Wieder verwandelte sich die Spiegelung in ein anderes Bild. Diesmal zeigte es eine Neeru, die mitten im Sternenlicht zu baden schien und gen Himmel blickte. In ihren Augen lag ein Flehen, als bäte sie die kalten, fern erscheinenden Sterne, ihr einen Rat zu geben. Sie hatte nicht den Hauch einer Ahnung, dass ihr dieser Wunsch in gewisser Weise erfüllt wurde. Mühelos las sie die Gefühle des einsamen Neeru-Mädchens. Da war Fassungslosigkeit. Entsetzen über die völlige Gleichgültigkeit ihres Vaters. Ihre Lage schien ausweglos. Die Möglichkeit, einfach alles hinter sich zu lassen, hatte sie noch gar nicht ernsthaft in Erwägung gezogen. Doch so sehr sie sich den Kopf zerbrach, sie fand keine Lösung.
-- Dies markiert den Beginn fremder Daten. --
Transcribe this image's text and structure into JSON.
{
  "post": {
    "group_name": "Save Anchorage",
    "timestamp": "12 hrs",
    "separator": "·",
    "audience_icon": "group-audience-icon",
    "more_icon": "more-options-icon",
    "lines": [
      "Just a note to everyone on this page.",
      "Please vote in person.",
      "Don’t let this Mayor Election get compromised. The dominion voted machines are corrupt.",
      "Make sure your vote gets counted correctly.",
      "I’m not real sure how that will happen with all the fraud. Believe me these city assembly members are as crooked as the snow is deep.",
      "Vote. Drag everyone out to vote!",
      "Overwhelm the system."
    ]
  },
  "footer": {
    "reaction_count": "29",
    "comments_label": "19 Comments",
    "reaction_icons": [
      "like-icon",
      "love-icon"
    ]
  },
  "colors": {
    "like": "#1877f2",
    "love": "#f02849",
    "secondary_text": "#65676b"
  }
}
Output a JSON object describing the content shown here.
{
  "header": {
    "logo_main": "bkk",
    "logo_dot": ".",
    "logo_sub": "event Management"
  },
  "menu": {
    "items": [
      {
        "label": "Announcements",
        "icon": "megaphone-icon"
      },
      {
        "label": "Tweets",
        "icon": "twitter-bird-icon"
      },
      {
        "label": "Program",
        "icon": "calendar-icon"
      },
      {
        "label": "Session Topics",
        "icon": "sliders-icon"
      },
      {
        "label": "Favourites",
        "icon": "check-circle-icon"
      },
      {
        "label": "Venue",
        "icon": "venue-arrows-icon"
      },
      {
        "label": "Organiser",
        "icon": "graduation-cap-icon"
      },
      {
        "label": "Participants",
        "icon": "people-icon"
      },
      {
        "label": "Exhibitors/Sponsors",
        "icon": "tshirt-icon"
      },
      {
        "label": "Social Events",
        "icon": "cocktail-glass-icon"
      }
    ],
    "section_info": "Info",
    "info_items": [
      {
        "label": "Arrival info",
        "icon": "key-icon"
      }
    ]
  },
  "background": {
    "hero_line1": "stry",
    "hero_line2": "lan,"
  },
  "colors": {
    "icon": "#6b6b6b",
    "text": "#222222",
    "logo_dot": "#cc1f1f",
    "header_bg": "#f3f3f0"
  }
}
Das Mädchen musste sie langsam an die Option heranführen, die eigentlich auf der Hand lag: Osmeoke verlassen. Dann war jeder der drei auf dem Weg, der ihnen vorherbestimmt war. Von ihr, der Göttin, der vor unzähligen Jahren die Hütung der Zukunft anvertraut wurde.


Mit einer harschen Handbewegung zerbrach sie das Bild der Neeru, sodass wieder das Abbild des Nachthimmels auf der bewegten Oberfläche zu sehen war. Das Kind des Sturms, Feuer und Wasser waren am Beginn der Reise, die das Schicksal der Welt entscheiden sollte.